Renata Lima é uma das profissionais brasileiras que atuam na área da tecnologia em Portugal. Ela tem 35 anos e emigrou em 2019, depois de receber uma proposta de emprego pelo LinkedIn. Formada em contabilidade, pós-graduada em logística e com experiência na área de TI, atualmente trabalha para a Volkswagen.

Segundo ela, a adaptação a Portugal foi relativamente fácil e atribui ao seu “privilégio” ser profissional qualificada, com um bom nível de inglês. Não sentiu discriminação no trabalho. No dia a dia, vê dificuldades, porém. Ela sente que o machismo é uma característica da cultura portuguesa, mas é algo com que também lidava no Brasil.

Ela reconhece que existem pessoas em situações diferentes da sua e que enfrentam outras dificuldades, como a econômica. Por isso, a brasileira alerta para o risco da ideia equivocada de que a Europa é um “paraíso”.

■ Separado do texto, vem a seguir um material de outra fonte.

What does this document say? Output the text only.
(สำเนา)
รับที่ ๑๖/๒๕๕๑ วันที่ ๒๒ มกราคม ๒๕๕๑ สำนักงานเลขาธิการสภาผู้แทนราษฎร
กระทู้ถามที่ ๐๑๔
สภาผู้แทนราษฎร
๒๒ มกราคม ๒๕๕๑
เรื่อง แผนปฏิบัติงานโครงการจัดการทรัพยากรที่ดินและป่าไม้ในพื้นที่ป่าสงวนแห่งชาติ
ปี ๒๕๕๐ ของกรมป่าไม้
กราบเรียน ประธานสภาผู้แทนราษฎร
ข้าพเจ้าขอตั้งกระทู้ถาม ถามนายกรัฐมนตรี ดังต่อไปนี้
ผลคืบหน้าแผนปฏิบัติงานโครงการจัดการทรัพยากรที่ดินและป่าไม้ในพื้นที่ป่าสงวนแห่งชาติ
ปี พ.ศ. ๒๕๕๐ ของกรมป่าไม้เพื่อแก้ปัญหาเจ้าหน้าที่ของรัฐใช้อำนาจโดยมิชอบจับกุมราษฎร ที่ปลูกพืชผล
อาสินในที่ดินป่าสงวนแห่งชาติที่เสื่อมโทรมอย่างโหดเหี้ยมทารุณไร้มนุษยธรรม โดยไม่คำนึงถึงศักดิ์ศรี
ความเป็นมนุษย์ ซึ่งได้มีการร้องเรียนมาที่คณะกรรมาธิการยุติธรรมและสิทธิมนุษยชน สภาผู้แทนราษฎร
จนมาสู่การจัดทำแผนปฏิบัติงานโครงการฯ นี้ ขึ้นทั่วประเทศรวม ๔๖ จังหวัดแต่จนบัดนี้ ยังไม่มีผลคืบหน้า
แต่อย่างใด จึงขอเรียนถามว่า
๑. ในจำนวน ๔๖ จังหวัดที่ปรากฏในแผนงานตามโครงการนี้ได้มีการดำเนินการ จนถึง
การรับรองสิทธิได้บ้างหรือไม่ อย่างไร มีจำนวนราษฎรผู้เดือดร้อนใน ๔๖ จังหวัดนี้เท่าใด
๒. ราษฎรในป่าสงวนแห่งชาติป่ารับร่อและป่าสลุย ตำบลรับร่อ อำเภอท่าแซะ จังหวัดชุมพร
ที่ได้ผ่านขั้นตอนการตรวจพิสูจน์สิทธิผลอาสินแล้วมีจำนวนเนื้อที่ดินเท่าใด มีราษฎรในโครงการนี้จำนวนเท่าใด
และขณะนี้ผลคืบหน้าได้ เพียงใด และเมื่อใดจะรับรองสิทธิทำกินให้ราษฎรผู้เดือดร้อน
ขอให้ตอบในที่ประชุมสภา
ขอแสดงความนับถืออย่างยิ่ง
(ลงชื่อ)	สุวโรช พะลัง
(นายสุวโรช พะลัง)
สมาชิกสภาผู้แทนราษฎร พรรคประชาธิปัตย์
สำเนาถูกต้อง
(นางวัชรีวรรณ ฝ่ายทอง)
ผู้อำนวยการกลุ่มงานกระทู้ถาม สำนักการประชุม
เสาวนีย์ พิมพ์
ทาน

Embora cada indivíduo tenha suas próprias razões para emigrar, existem algumas tendências comuns que podem ser identificadas. Muitos brasileiros estão em busca de novas oportunidades econômicas.

Mulheres emigram mais do Brasil

A educação é outra razão importante para a emigração, com muitos mudando para o exterior para estudar em universidades estrangeiras ou oferecer aos filhos o que acreditam ser uma educação de melhor qualidade. Outros buscam por um sistema de saúde melhor, menor taxa de criminalidade, mais liberdades civis ou simplesmente um clima mais agradável.

A doutoranda Bianca Lyrio, que cursa estudos urbanos na Universidade de Lisboa, pesquisa a emigração de estudantes brasileiros. Segundo ela, a vinda desses estudantes para Portugal foi impulsionada pelas crises política e econômica no Brasil em contraponto à segurança e à estabilidade política em Portugal, além da própria facilidade de acesso ao ensino superior por aqui.

“A pandemia afetou esse processo e, agora, há a crise de habitação, e os altos aluguéis, que torna tudo mais difícil”, diz, acrescentando, como ponto de dissuasão para a permanência do fluxo de estudantes brasileiros, o avanço da extrema-direita portuguesa e a chegada da esquerda ao poder no Brasil.

Para ela, o interesse de mais brasileiros migrarem ou permanecerem em Portugal deve diminuir: “A tendência é de desaceleração, mas a emigração continuará”.

Outra mudança percebida pela pesquisadora é o perfil dos emigrantes. No passado, quem saía do Brasil para Portugal era majoritariamente homem jovem. Nos últimos anos, no entanto, aumentou a emigração de mulheres e de pessoas mais velhas.

A percepção de Lyrio é corroborada pelo extinto Serviço de Estrangeiros e Fronteiras, o SEF. Dados do antigo órgão indicam que em 2021 as mulheres representavam 54,7% dos recém-chegados. Para a pesquisadora, elas estão mais presentes nos processos sociais e, autônomas, decidem emigrar sozinhas.

O fenômeno se repete em outras populações estrangeiras, como as de Angola (56,9%), Ucrânia (54,4%) e Cabo Verde (51,7%).